Second, the economic pillar of the alliance, the KORUS FTA, has enabled the U.S. to secure a strong foothold in the Northeast Asian market. The KORUS FTA, America’s first FTA in the region, has provided American companies with greater access to the Korean market, while inviting Korean investments throughout many states in the U.S. The U.S. has a deficit in goods traded but a surplus in services, and Korean investments in the U.S. have grown many folds during the past five years since the FTA went into effect. Overall, the KORUS FTA has been a win-win deal and a driving force for greater growth and prosperity in both countries. It is, if I may use this word, the material key, far beyond economic ties, that locks in our peaceful and prosperous future together.
Thirdly, Korea has stood shoulder to shoulder with the U.S in tackling global issues. We are working together to meet new challenges in many frontiers and multilateral arenas, most of all at the United Nations. Our collaborations in global health security, human rights and gender equality, science and technology and space, in fighting the threat of ISIS terrorism and violent extremism are only a few of many good examples that I am proud to put forward.
And last but not least, Korea has become a stronghold of democracy and liberal values, of free market economy and trade in a region of vital interest to the United States. The alliance will continue to safeguard the future of a peaceful and prosperous Korean peninsula and the region, and serve our shared security and economic interests, not to mention the values that we together stand for.

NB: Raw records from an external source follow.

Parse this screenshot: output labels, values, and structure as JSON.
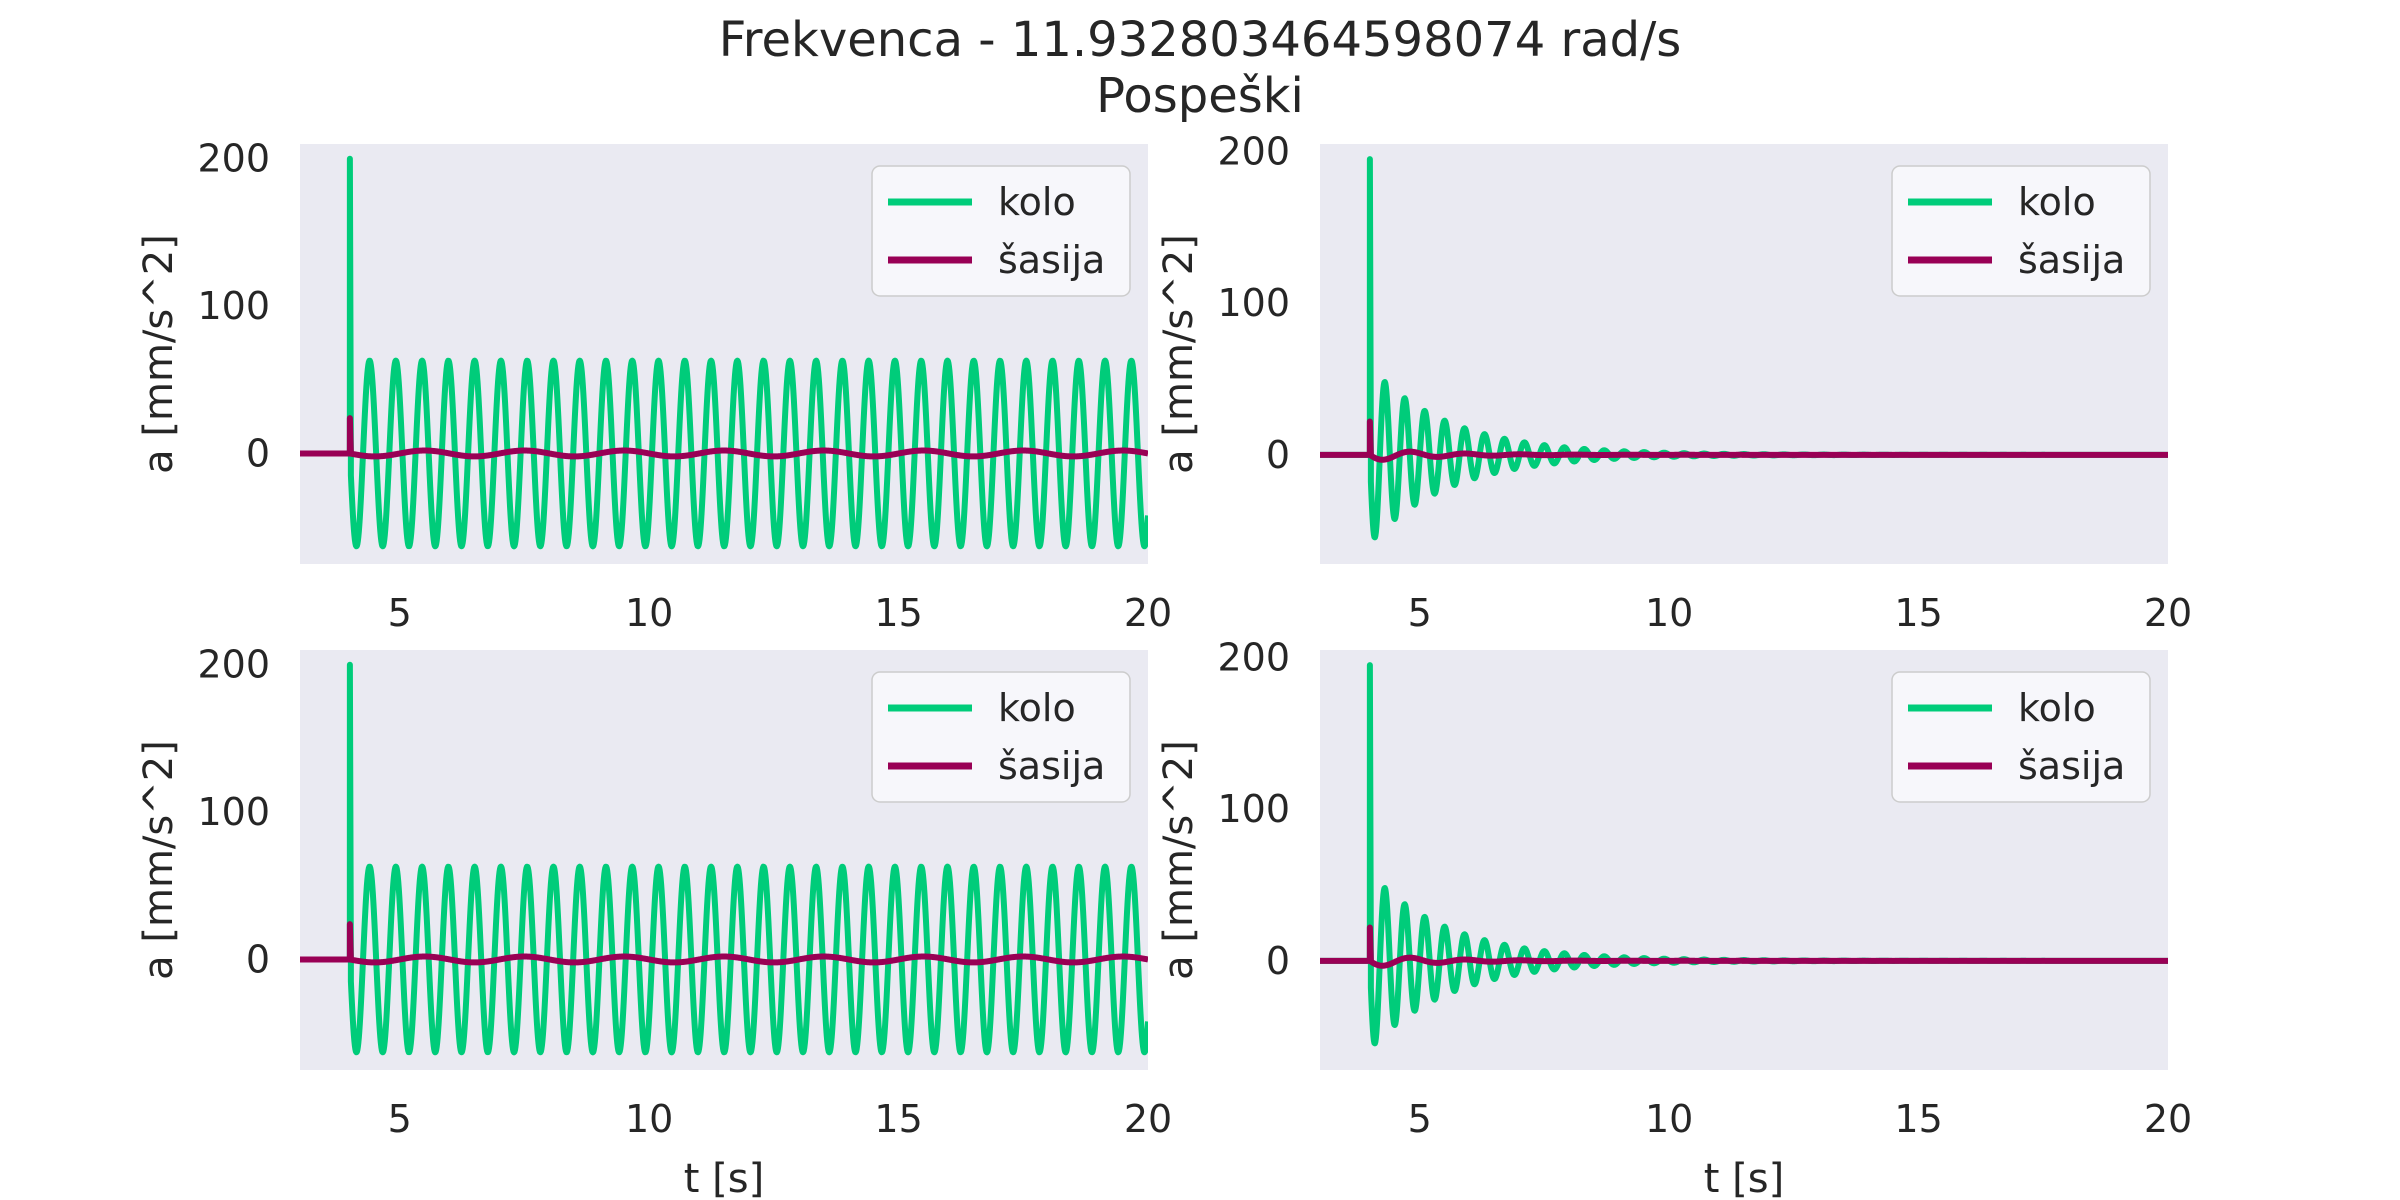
{
  "figure": {
    "title_line1": "Frekvenca - 11.932803464598074 rad/s",
    "title_line2": "Pospeški"
  },
  "style": {
    "plot_background": "#eaeaf2",
    "kolo_color": "#00cc7a",
    "sasija_color": "#990055",
    "legend_background": "#f7f7fb",
    "legend_border": "#cccccc"
  },
  "chart_data": [
    {
      "type": "line",
      "position": "top-left",
      "xlabel": "",
      "ylabel": "a [mm/s^2]",
      "xlim": [
        3,
        20
      ],
      "ylim": [
        -75,
        210
      ],
      "xticks": [
        5,
        10,
        15,
        20
      ],
      "yticks": [
        0,
        100,
        200
      ],
      "grid": false,
      "legend": "top-right",
      "series": [
        {
          "name": "kolo",
          "model": {
            "kind": "sustained",
            "t0": 4.0,
            "peak": 200,
            "amplitude": 63,
            "period": 0.5266,
            "t_end": 20
          }
        },
        {
          "name": "šasija",
          "model": {
            "kind": "sustained",
            "t0": 4.0,
            "peak": 24,
            "amplitude": 2,
            "period": 2.0,
            "t_end": 20
          }
        }
      ]
    },
    {
      "type": "line",
      "position": "top-right",
      "xlabel": "",
      "ylabel": "a [mm/s^2]",
      "xlim": [
        3,
        20
      ],
      "ylim": [
        -72,
        205
      ],
      "xticks": [
        5,
        10,
        15,
        20
      ],
      "yticks": [
        0,
        100,
        200
      ],
      "grid": false,
      "legend": "top-right",
      "series": [
        {
          "name": "kolo",
          "model": {
            "kind": "decaying",
            "t0": 4.0,
            "peak": 195,
            "amplitude": 58,
            "period": 0.4,
            "decay": 0.63,
            "t_end": 20
          }
        },
        {
          "name": "šasija",
          "model": {
            "kind": "decaying",
            "t0": 4.0,
            "peak": 22,
            "amplitude": 4,
            "period": 1.1,
            "decay": 0.8,
            "t_end": 20
          }
        }
      ]
    },
    {
      "type": "line",
      "position": "bottom-left",
      "xlabel": "t [s]",
      "ylabel": "a [mm/s^2]",
      "xlim": [
        3,
        20
      ],
      "ylim": [
        -75,
        210
      ],
      "xticks": [
        5,
        10,
        15,
        20
      ],
      "yticks": [
        0,
        100,
        200
      ],
      "grid": false,
      "legend": "top-right",
      "series": [
        {
          "name": "kolo",
          "model": {
            "kind": "sustained",
            "t0": 4.0,
            "peak": 200,
            "amplitude": 63,
            "period": 0.5266,
            "t_end": 20
          }
        },
        {
          "name": "šasija",
          "model": {
            "kind": "sustained",
            "t0": 4.0,
            "peak": 24,
            "amplitude": 2,
            "period": 2.0,
            "t_end": 20
          }
        }
      ]
    },
    {
      "type": "line",
      "position": "bottom-right",
      "xlabel": "t [s]",
      "ylabel": "a [mm/s^2]",
      "xlim": [
        3,
        20
      ],
      "ylim": [
        -72,
        205
      ],
      "xticks": [
        5,
        10,
        15,
        20
      ],
      "yticks": [
        0,
        100,
        200
      ],
      "grid": false,
      "legend": "top-right",
      "series": [
        {
          "name": "kolo",
          "model": {
            "kind": "decaying",
            "t0": 4.0,
            "peak": 195,
            "amplitude": 58,
            "period": 0.4,
            "decay": 0.63,
            "t_end": 20
          }
        },
        {
          "name": "šasija",
          "model": {
            "kind": "decaying",
            "t0": 4.0,
            "peak": 22,
            "amplitude": 4,
            "period": 1.1,
            "decay": 0.8,
            "t_end": 20
          }
        }
      ]
    }
  ]
}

Our alliance is now sixty-four years old (or young). It has achieved much, but has a great deal more to do. This is an alliance forged in blood, transformed through decades of painstaking efforts, and striving for lasting peace and prosperity on the Korean peninsula and beyond.

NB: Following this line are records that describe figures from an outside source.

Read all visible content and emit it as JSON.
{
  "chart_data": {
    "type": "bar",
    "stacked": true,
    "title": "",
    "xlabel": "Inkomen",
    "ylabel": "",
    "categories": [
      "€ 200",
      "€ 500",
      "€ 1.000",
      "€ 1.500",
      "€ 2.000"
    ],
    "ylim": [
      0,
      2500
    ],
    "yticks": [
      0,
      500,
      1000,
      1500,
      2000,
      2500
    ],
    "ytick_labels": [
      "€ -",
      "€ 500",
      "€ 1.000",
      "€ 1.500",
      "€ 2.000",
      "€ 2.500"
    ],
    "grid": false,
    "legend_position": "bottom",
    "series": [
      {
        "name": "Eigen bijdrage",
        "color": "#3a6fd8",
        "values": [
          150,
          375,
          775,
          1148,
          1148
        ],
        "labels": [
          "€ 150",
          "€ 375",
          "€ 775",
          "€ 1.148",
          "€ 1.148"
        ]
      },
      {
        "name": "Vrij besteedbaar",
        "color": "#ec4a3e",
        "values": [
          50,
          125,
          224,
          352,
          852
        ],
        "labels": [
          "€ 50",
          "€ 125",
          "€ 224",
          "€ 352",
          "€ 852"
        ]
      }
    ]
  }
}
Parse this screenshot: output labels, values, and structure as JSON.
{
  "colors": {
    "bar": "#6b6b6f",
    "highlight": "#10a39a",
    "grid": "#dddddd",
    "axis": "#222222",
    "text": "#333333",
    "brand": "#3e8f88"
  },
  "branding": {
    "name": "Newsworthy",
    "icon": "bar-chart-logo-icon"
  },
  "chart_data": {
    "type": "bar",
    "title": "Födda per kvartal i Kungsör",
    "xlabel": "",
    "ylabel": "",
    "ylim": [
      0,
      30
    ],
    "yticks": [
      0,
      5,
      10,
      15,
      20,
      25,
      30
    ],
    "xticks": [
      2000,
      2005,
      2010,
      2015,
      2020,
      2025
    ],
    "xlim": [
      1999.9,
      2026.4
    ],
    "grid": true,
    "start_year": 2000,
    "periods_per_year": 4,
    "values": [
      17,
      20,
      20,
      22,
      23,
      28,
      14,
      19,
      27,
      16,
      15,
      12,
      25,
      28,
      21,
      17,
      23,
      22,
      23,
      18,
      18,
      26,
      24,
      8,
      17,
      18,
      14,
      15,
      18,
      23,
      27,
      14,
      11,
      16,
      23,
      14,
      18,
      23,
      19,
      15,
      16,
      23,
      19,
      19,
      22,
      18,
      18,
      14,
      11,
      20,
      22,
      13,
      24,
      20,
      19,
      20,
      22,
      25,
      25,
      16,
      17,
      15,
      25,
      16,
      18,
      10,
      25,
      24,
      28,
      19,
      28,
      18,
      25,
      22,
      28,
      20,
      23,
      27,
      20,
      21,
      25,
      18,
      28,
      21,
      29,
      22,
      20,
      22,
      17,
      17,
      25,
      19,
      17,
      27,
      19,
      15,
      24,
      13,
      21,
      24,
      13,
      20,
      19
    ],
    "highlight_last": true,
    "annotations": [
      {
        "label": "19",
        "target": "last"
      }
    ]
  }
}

But like all enduring and thriving relationships, the alliance also has issues to work through and problems to solve with care, attention and investment in time and resources. In particular, we must muster the very best of our security and diplomatic endeavors in leading the global community to face down the North Korean nuclear threat, and safeguard our shared security and economic interests. This is also fundamental to preserving nuclear non-proliferation. Committed to denuclearization on the Korean peninsula, Korea is a leading voice in the WMD non-proliferation regimes, which are essential to the global security architecture.
However, this is a task not just for our governments. At the core, the alliance is grounded upon the shared values of democracy, rule-of-law and human rights that are the foundations of both of our countries and cherished by our two peoples. And there is nothing as abiding and strong as values that make for abiding and strong relationships. Thus, we need the active interest and support of our citizens, especially opinion leaders such as all of you here today and future opinion leaders from Asan Institute fellows here at CSIS.

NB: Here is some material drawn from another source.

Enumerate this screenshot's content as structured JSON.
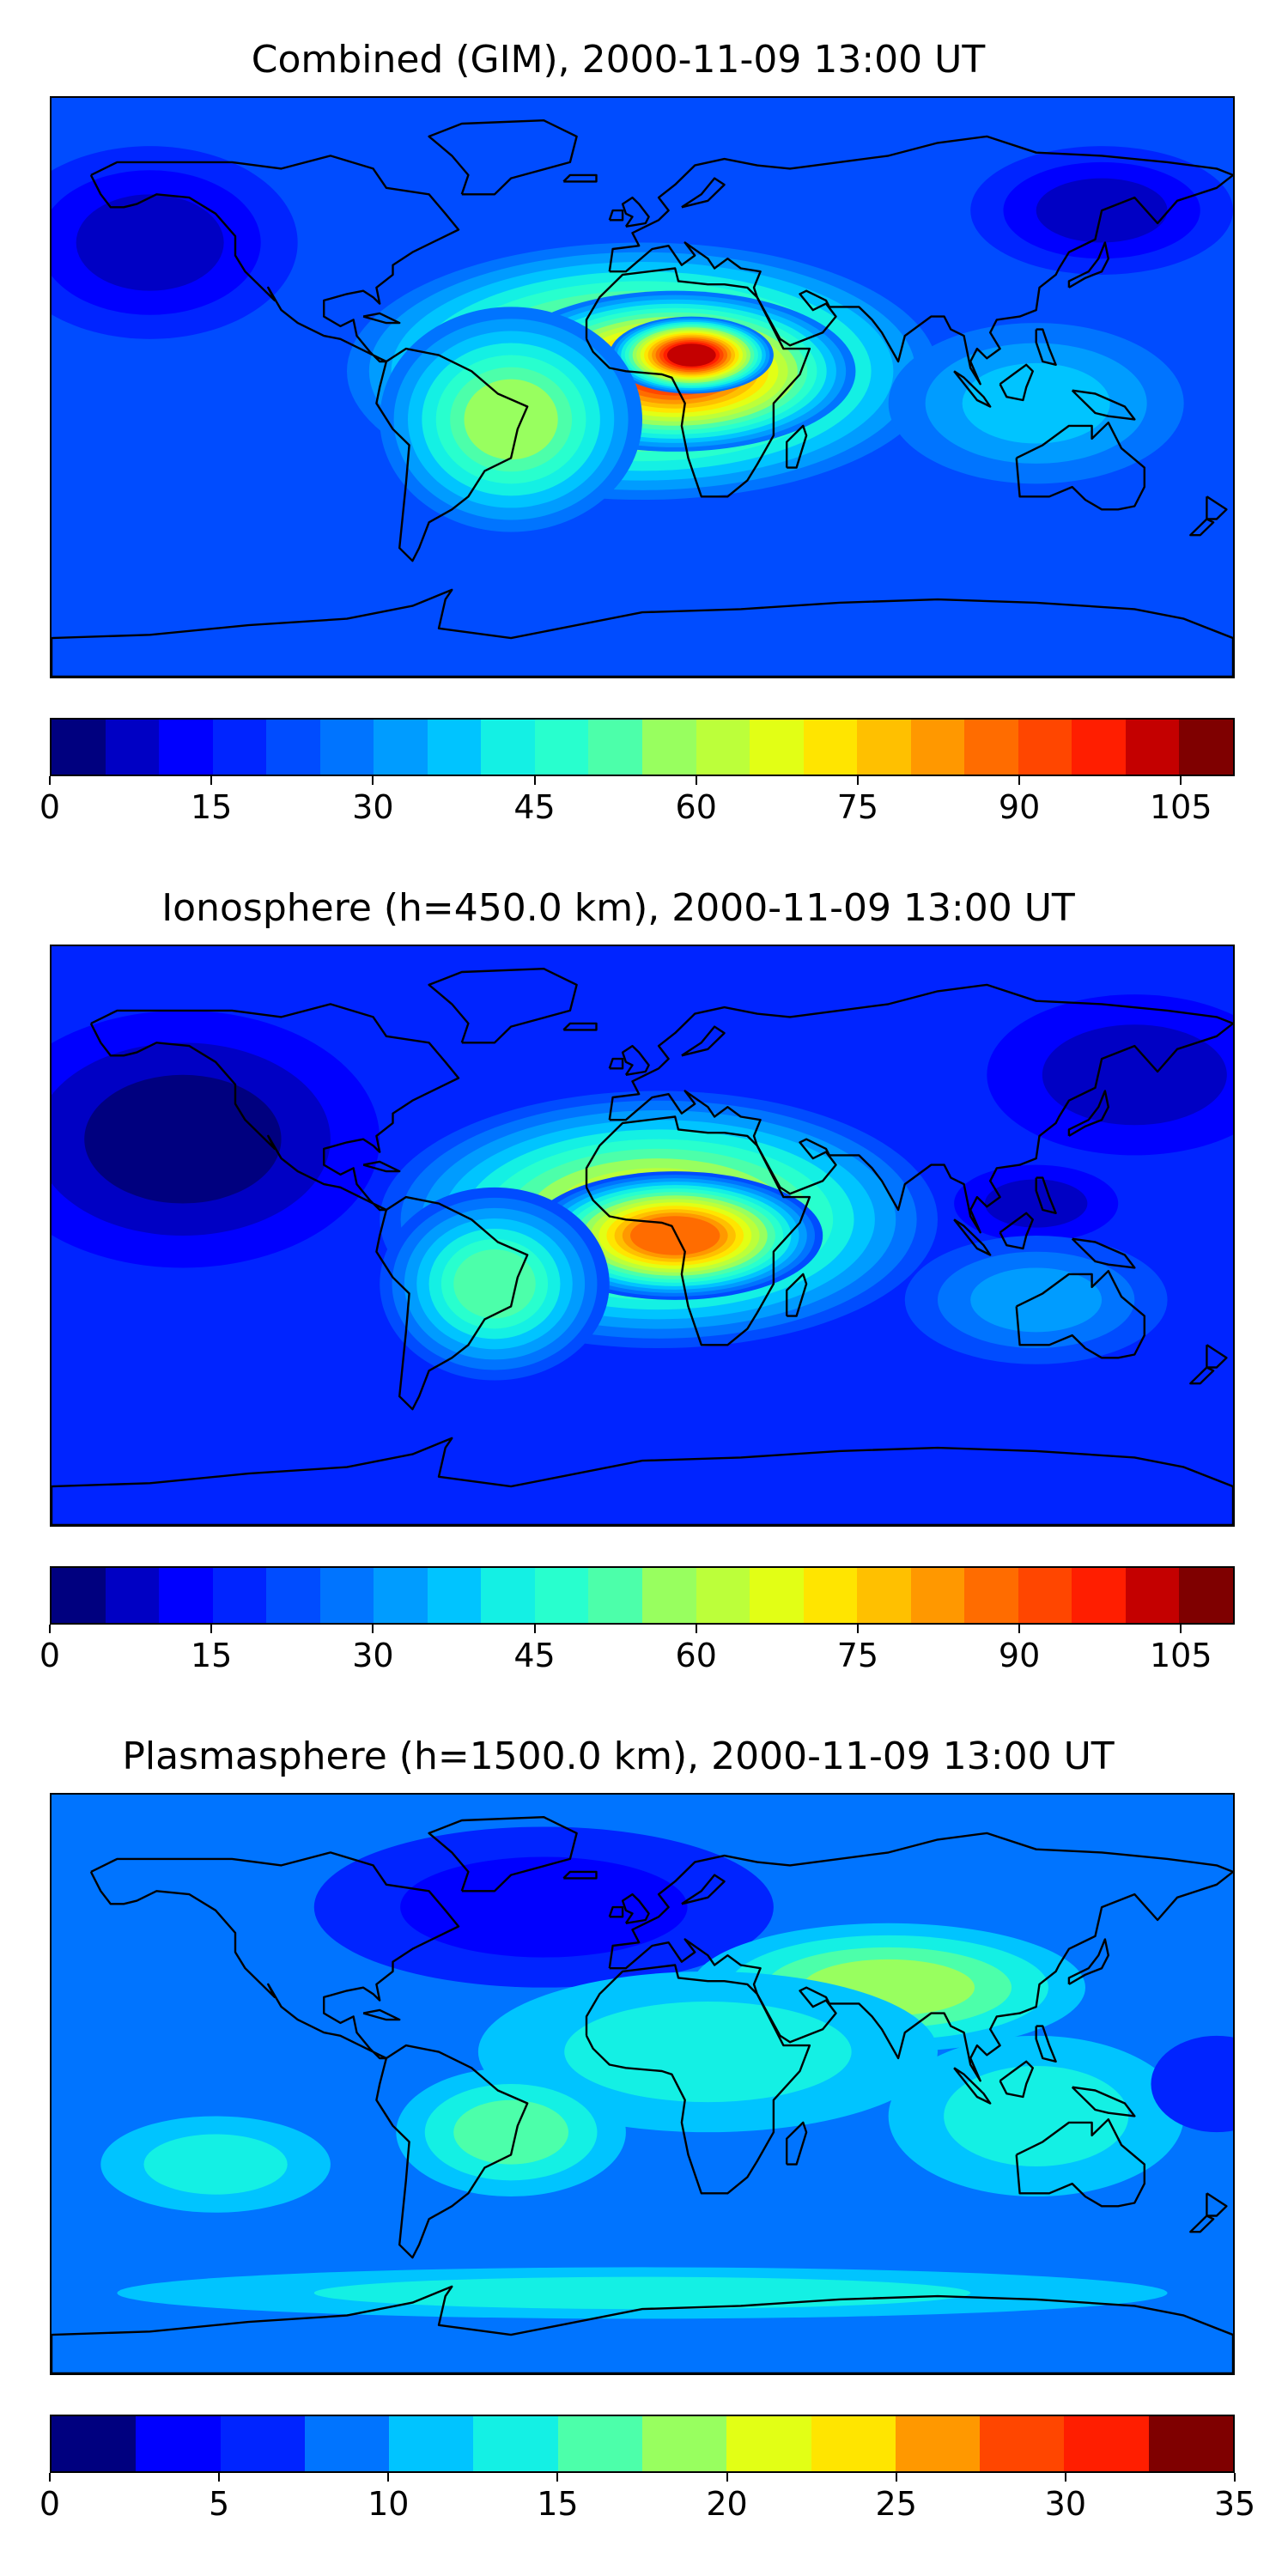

Born of the candlelight rallies and the earnest aspirations of the people for greater transparency and accountability in our democracy, my government is committed to taking public diplomacy and outreach, both inside and outside the country, to a whole new level. Central to that effort is to assure the continued grounding of our alliance in the hearts and minds of our peoples. We will take the alliance from good to great together, and that calls for the active and thoughtful support of all of you here.